Two weeks ago, The Witness published an article where health professionals in the public sector expressed their frustrations with broken equipment, working extra shifts and “general systemic chaos”.

Several KZN state doctors complained that when they order medicine, they only receive half of what was ordered. And when doctors leave the public sector for the private sector, they are not replaced because of the freezing of posts, and as a result staff are being told to work extra shifts.

Provincial Health MEC Dr Sibongiseni Dhlomo said in his 2017/2018 budget speech that the department does not have enough money to do all it wishes it could, however, some KZN doctors have argued that there are sufficient funds in the department, but that they are being wasted due to poor management.

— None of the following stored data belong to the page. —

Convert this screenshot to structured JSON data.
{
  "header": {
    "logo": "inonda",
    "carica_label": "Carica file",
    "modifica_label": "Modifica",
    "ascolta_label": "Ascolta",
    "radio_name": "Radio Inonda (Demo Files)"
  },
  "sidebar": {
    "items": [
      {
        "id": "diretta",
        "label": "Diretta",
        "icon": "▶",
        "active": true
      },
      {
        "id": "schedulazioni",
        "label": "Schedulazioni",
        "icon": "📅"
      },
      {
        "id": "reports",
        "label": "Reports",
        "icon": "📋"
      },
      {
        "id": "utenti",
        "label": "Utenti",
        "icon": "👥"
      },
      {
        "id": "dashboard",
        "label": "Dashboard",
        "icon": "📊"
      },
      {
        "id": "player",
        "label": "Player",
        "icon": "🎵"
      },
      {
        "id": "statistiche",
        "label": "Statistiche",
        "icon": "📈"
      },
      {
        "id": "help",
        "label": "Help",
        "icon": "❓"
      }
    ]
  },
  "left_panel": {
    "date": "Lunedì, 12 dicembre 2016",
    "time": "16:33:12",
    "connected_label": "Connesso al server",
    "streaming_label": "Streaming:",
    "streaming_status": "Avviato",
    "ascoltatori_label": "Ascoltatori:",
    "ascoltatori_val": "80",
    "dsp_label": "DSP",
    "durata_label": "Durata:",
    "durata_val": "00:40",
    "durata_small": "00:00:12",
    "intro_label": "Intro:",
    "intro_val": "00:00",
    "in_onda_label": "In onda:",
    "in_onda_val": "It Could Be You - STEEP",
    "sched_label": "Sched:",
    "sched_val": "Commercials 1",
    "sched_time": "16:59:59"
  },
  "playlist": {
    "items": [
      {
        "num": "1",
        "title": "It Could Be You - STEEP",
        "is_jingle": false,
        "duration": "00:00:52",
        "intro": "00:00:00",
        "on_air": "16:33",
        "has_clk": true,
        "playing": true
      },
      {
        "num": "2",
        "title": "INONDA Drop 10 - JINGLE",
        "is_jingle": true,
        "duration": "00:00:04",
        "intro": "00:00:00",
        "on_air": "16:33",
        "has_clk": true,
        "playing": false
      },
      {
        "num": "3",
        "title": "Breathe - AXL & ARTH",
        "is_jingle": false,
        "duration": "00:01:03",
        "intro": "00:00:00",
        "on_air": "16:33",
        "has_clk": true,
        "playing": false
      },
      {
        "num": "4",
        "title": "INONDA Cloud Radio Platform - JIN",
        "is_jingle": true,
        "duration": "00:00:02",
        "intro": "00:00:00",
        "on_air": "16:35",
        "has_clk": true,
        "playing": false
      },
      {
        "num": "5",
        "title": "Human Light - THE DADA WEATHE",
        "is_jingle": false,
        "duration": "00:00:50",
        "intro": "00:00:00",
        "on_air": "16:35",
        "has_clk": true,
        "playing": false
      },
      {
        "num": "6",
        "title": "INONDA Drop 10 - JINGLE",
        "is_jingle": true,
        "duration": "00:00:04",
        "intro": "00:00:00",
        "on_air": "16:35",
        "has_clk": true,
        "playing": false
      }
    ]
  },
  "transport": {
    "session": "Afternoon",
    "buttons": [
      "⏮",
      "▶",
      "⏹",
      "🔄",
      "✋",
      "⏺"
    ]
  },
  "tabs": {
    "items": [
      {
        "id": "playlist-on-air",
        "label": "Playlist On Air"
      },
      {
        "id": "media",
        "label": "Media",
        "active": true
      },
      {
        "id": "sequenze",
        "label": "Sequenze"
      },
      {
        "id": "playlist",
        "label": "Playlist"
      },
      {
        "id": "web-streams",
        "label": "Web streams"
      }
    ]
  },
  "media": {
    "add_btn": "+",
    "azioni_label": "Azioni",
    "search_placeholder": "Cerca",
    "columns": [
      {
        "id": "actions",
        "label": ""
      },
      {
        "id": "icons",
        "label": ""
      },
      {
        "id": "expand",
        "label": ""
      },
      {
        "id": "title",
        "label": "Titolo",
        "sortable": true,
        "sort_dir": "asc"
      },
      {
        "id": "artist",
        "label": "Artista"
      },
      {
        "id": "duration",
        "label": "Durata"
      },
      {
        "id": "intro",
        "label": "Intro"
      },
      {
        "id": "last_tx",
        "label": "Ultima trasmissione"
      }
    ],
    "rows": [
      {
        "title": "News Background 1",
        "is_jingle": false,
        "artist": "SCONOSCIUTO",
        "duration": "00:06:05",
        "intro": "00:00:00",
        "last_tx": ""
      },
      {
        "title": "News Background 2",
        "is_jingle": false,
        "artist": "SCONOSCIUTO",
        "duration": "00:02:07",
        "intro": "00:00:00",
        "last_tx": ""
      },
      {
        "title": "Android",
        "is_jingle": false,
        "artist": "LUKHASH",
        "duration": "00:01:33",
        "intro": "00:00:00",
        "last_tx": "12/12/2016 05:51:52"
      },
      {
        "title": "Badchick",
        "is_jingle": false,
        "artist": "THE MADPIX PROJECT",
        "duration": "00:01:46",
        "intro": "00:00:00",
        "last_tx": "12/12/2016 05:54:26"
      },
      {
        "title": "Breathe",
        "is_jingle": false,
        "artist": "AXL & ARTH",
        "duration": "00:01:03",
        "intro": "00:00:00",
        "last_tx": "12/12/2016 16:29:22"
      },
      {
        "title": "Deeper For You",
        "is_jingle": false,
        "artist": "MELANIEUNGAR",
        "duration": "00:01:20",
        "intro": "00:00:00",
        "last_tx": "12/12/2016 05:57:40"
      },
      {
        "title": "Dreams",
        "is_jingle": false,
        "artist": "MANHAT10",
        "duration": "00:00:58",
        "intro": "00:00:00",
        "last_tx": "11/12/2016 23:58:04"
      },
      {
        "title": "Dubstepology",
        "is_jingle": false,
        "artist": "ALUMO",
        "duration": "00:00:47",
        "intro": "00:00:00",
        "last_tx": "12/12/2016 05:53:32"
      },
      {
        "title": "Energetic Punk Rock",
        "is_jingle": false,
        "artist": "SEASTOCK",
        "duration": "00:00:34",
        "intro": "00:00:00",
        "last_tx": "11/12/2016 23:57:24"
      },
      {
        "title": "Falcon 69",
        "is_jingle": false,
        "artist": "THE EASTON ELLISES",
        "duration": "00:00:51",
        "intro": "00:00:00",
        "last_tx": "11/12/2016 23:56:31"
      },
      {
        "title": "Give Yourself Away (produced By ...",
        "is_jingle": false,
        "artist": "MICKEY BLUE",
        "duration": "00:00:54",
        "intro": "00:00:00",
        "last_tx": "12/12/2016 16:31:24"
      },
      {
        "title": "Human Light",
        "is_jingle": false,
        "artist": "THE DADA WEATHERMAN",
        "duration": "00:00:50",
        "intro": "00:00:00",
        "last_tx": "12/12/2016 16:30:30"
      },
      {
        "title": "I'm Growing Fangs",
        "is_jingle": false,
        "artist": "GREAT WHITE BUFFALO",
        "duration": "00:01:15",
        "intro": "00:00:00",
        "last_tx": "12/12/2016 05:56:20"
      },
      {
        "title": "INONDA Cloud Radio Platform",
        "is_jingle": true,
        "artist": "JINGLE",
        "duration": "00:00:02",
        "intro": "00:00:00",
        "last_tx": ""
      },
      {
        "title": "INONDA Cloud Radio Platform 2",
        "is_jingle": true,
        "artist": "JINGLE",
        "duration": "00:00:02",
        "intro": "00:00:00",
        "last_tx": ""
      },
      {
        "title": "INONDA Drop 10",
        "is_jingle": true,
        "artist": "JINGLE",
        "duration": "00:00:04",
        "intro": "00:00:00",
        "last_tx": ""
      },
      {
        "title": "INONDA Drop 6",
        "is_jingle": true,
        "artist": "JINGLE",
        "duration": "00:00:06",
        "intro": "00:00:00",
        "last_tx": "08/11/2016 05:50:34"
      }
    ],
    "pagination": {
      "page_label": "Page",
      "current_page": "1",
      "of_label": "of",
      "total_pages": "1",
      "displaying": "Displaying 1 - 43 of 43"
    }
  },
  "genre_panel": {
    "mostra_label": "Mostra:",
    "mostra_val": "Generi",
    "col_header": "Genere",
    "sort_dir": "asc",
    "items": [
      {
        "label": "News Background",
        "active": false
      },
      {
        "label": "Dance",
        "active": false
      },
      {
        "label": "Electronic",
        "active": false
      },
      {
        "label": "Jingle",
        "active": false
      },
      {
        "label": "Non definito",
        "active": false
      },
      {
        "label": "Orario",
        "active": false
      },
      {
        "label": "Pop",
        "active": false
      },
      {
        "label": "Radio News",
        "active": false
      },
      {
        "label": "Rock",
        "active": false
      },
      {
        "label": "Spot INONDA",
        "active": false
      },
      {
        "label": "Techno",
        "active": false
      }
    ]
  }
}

One doctor in the private sector, who did not wish his name to be published, said he had left the public health sector due to the chaos.

He alleged other doctors were leaving state hospitals in droves because they were not able to practise medicine and help their patients in the way that they were taught to.

Last year, The Witness also reported that KZN public hospitals were suffering a “nursing crisis” with a shortage of general and specialist nurses at public hospitals and clinics.

A Durban nurse, who could not be named, said at the time that the shortage of staff in the public sector had put pressure on the nurses working at clinics and hospitals.

“Nursing sisters are having to beg ­student nurses to help out at hospitals, that is how severe the shortage is,” said the nurse.

In another report by The Witness, a woman with stage three cervical cancer was interviewed after she was told she would have to wait three months for radiation treatment.

She had been given pain medication, but she said it no longer worked, and she had quit her job as the pain was just “too much”.